Lenore, talking about her anorexic brother:  “He’s the stranger who drops in from Auschwitz every Christmas…he wants to write this book arguing that Christianity is the universe’s way of punishing itself, that what Christianity is really, is the offer of an irresistible reward in exchange for an unperformable service.” 


Willow Springs to Bagley Tank in the Goldfields near Apache Junction:  As you drive on AZ88 (aka The Apache Trail) towards Canyon Lake, the first thing you notice are the rugged Superstition mountains on your right.  But if you glance to your left, you’ll see the very colorful, though much smaller Goldfield mountains.  The Goldfields are like the poor stepsister to the Superstitions; not many people notice them or explore them, but they have a glowing personality and make for a nice walk in the desert.  The first thing you notice are the bright colors of the rocks which were formed from porous volcanic rock containing colorful lichens.  There are not many established trails here, but there are several dirt roads left over from the mining and ranching days of this area, and also several washes you can follow (otherwise it’s off trail hiking).  You may occasionally see ATVs in this area, but since a special permit is required, the area is not overrun with them; we only saw two on this weekday.  We started at the Willow Springs parking area just south of mile marker 204 on the west side of the road; headed down a jeep road towards Willow Springs Canyon and alternated between the wash and the jeep road until we turned right to follow another jeep road to Bagley Tank (an old dug out dirt tank likely established by ranchers for their cattle).  From Bagley Tank we headed down the ominously named Disaster Canyon which eventually washes down into Saguaro Lake.  We didn’t go far down the canyon since we wanted to make this an easy desert walk (8 miles total).  Lunch was in Disaster Canyon which seems like a terrible place to be during a flash flood.  But it was pretty and relaxing, and the weather was a perfect upper 50s with a breeze.   Another beautiful day in Arizona!
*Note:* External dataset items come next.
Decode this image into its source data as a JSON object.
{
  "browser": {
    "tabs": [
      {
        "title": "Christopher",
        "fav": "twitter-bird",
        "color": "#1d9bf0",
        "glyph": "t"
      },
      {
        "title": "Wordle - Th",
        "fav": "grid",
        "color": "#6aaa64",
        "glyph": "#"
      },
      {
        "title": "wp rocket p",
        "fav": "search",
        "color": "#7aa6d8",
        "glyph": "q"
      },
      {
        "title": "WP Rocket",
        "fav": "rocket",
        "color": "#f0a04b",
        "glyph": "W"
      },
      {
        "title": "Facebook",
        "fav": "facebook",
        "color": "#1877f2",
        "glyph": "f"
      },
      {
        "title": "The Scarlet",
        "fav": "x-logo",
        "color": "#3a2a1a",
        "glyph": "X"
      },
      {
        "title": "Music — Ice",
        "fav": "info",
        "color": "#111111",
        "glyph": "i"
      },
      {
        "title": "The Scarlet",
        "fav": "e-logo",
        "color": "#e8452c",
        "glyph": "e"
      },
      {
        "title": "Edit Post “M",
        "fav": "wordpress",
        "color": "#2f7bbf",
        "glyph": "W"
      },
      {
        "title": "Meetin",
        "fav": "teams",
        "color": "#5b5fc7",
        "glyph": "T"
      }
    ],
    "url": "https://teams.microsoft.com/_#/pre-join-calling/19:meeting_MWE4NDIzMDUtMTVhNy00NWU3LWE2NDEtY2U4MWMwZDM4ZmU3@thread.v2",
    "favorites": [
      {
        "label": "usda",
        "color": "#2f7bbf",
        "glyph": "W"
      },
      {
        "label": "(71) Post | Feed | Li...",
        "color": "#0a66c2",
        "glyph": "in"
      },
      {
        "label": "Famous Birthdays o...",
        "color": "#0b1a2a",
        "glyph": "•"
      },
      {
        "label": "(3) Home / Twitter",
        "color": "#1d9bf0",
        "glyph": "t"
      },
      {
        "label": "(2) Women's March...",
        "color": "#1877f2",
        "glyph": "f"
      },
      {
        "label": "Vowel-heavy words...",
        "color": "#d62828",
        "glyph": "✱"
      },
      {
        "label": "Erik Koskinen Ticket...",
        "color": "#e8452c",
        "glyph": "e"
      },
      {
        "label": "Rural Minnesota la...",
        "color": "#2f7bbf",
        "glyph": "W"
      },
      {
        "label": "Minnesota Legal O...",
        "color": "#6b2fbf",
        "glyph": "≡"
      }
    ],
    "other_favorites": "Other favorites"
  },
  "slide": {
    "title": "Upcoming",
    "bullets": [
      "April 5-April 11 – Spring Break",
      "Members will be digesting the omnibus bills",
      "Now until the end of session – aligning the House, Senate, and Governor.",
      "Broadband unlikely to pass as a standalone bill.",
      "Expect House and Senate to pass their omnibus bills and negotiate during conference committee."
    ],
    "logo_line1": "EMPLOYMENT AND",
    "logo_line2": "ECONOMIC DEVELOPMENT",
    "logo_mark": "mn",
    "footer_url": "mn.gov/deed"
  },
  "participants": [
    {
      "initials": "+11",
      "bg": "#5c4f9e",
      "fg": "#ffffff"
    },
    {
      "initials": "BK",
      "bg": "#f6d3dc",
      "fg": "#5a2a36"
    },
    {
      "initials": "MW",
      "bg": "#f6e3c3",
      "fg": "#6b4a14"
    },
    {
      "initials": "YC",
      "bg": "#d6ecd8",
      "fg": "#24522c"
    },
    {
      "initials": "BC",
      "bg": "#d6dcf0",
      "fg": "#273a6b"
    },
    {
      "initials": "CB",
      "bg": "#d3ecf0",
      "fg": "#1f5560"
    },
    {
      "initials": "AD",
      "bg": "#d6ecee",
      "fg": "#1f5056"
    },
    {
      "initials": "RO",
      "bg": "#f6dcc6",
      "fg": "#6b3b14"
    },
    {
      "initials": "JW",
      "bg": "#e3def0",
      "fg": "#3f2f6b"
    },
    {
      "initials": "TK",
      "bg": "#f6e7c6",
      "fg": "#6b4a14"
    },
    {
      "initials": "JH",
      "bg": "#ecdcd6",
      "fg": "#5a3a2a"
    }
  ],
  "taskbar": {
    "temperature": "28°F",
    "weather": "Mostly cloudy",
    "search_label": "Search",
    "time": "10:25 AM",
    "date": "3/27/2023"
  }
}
Interesting formations with a green carpet of grass and weeds in the foreground

Colorful and twisted (like the most interesting people you know)

Some water in Disaster Canyon before it narrows


Dry creek walking

Water hugging the rocks

Bagley Tank - could be an interesting place to scout at night

Old jeep road with the Superstitions rising in the background

More colorful rock formations

Rising up for a view

Twin buttes and and saguaros



The Lovely Bones by Alice Sebold:  This was an intense story.  Sebold was 33 years old when she wrote this, her first novel.  It’s the story of a 14-year-old girl (Susie) who is brutally raped and murdered very near her home (all this is revealed in the first few pages).  From this very chaotic beginning, the story unfolds as Susie (from a heaven-like place) narrates the events leading up to her murder and the story of how her friends and family coped (or didn’t) with their loss.  She also narrates the story of her murderer before and after the event.  Sebold has real life experience to bolster what she writes.  As a college freshman she was brutally raped.  In her sophomore year, she spotted her rapist walking down the street, notified the police and he was eventually convicted and sent to prison.  After college, Sebold struggled with depression and drug abuse (understandably).  She overcame all that and wrote this chilling and easily readable book.  The movie adaptation was very choppy compared to the book.  It had a star filled cast (Saorise Ronan, Mark Wahlberg, Rachel Weisz, Stanley Tucci, and Susan Sarandon) and was directed by Peter Jackson, but it came off as a bit hokey.  However, it’s watchable because of the interesting premise and the acting of Tucci and Sarandon.   But read the book instead, it’s far more interesting and satisfying.


Until next month, happy reading and rambling!